If more than one match is found — well, that’s where it gets really interesting.
—– Tune in next time for the rest of the story, as Paul Harvey used to say.
For “nifthy thing 2” there’s an even nicer solution using the point= option. See here: http://www.kenkleinman.net/home/index.php/sas-and-r-code/sas-tricks/62-sas-tricks.html
Nifty thing seven could be shortened using the :into operator in proc sql.

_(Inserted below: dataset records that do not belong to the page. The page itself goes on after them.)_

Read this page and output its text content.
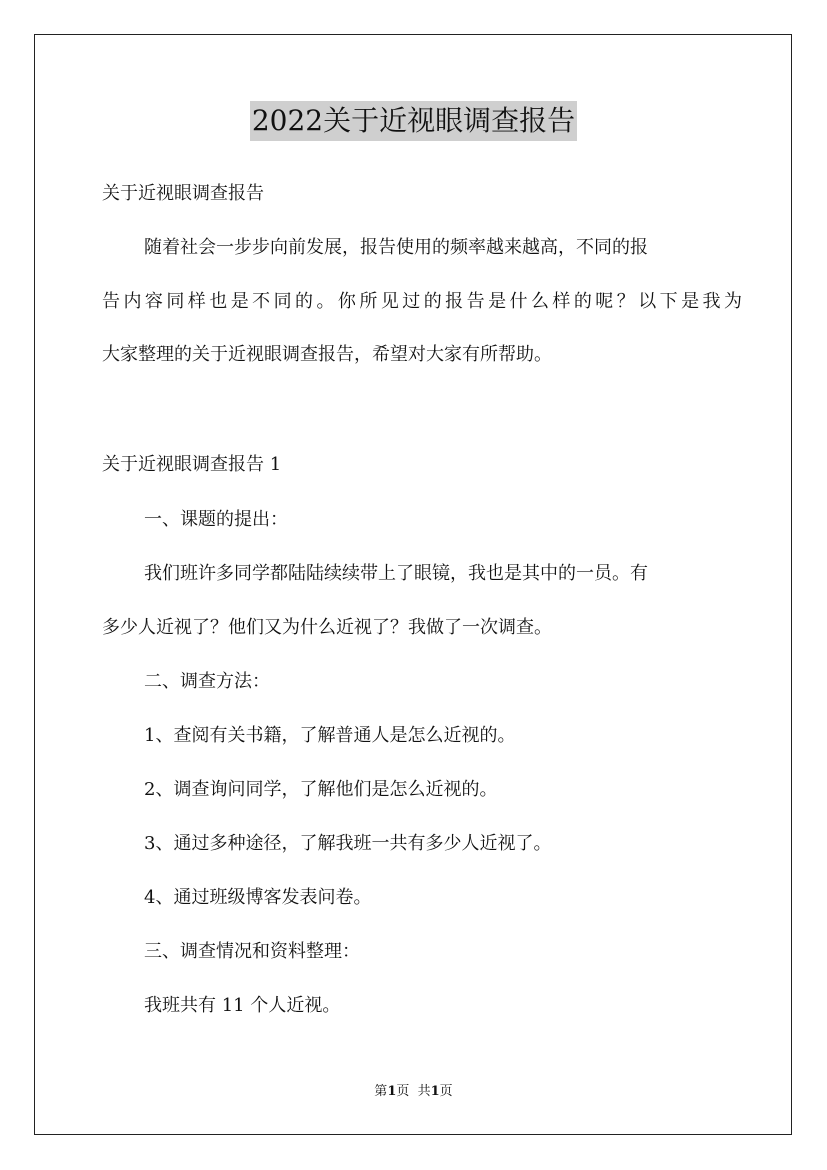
2022关于近视眼调查报告

关于近视眼调查报告

随着社会一步步向前发展，报告使用的频率越来越高，不同的报

告内容同样也是不同的。你所见过的报告是什么样的呢？以下是我为

大家整理的关于近视眼调查报告，希望对大家有所帮助。

关于近视眼调查报告 1

一、课题的提出：

我们班许多同学都陆陆续续带上了眼镜，我也是其中的一员。有

多少人近视了？他们又为什么近视了？我做了一次调查。

二、调查方法：

1、查阅有关书籍，了解普通人是怎么近视的。

2、调查询问同学，了解他们是怎么近视的。

3、通过多种途径，了解我班一共有多少人近视了。

4、通过班级博客发表问卷。

三、调查情况和资料整理：

我班共有 11 个人近视。

第1页  共1页
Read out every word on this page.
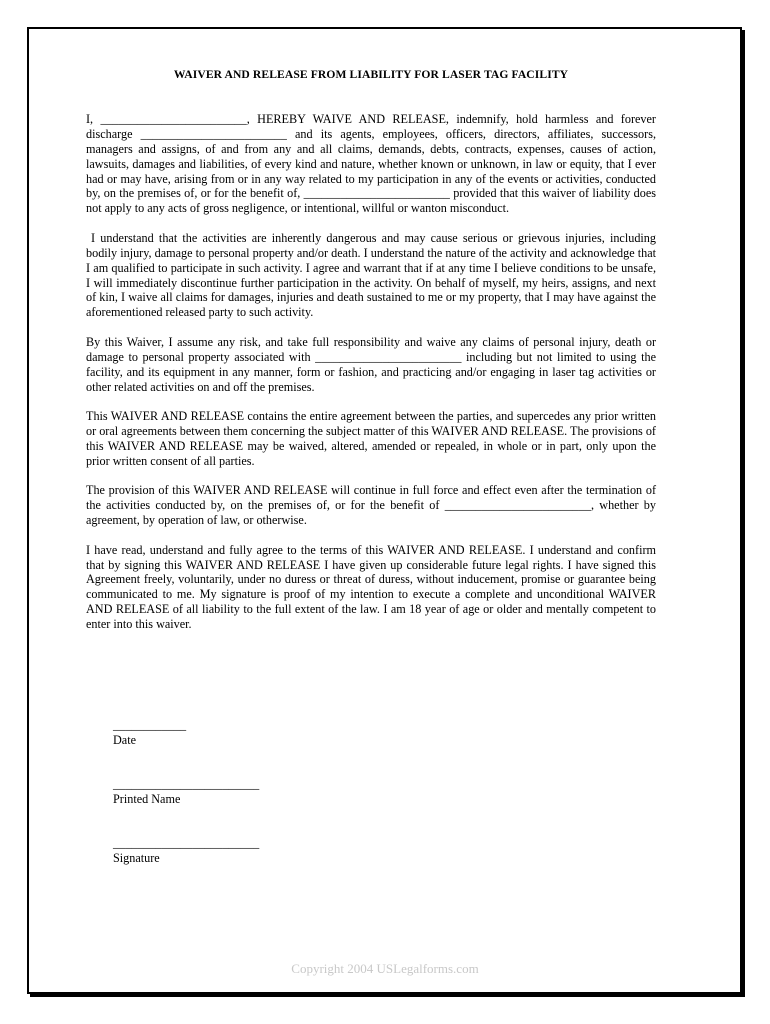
WAIVER AND RELEASE FROM LIABILITY FOR LASER TAG FACILITY

I, ________________________, HEREBY WAIVE AND RELEASE, indemnify, hold harmless and forever discharge ________________________ and its agents, employees, officers, directors, affiliates, successors, managers and assigns, of and from any and all claims, demands, debts, contracts, expenses, causes of action, lawsuits, damages and liabilities, of every kind and nature, whether known or unknown, in law or equity, that I ever had or may have, arising from or in any way related to my participation in any of the events or activities, conducted by, on the premises of, or for the benefit of, ________________________ provided that this waiver of liability does not apply to any acts of gross negligence, or intentional, willful or wanton misconduct.

I understand that the activities are inherently dangerous and may cause serious or grievous injuries, including bodily injury, damage to personal property and/or death. I understand the nature of the activity and acknowledge that I am qualified to participate in such activity. I agree and warrant that if at any time I believe conditions to be unsafe, I will immediately discontinue further participation in the activity. On behalf of myself, my heirs, assigns, and next of kin, I waive all claims for damages, injuries and death sustained to me or my property, that I may have against the aforementioned released party to such activity.

By this Waiver, I assume any risk, and take full responsibility and waive any claims of personal injury, death or damage to personal property associated with ________________________ including but not limited to using the facility, and its equipment in any manner, form or fashion, and practicing and/or engaging in laser tag activities or other related activities on and off the premises.

This WAIVER AND RELEASE contains the entire agreement between the parties, and supercedes any prior written or oral agreements between them concerning the subject matter of this WAIVER AND RELEASE. The provisions of this WAIVER AND RELEASE may be waived, altered, amended or repealed, in whole or in part, only upon the prior written consent of all parties.

The provision of this WAIVER AND RELEASE will continue in full force and effect even after the termination of the activities conducted by, on the premises of, or for the benefit of ________________________, whether by agreement, by operation of law, or otherwise.

I have read, understand and fully agree to the terms of this WAIVER AND RELEASE. I understand and confirm that by signing this WAIVER AND RELEASE I have given up considerable future legal rights. I have signed this Agreement freely, voluntarily, under no duress or threat of duress, without inducement, promise or guarantee being communicated to me. My signature is proof of my intention to execute a complete and unconditional WAIVER AND RELEASE of all liability to the full extent of the law. I am 18 year of age or older and mentally competent to enter into this waiver.

____________
Date
________________________
Printed Name
________________________
Signature
Copyright 2004 USLegalforms.com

This way you avoid creating the casen dataset in work and directly put the result of the count in a macro variable.
proc sql noprint;
select count(&id) into :casen from match_temp;
quit;
There are a number of different ways things could be done (and thank you both very very much for your comments, by the way). I had to put in very twice to show that I really appreciated them.
Sometimes I read other people’s code and wonder why they chose to do things the way they did.
I know in my case it is sometimes that is the way I thought of it first and I didn’t have time to go back and change it later.
What I really like about this macro though, and there is more coming, after I get done fighting with Python and SPSS today, is the number of different techniques they did from the qualified SET statement to PROC SQL to the PRINCOMP in the second part of it.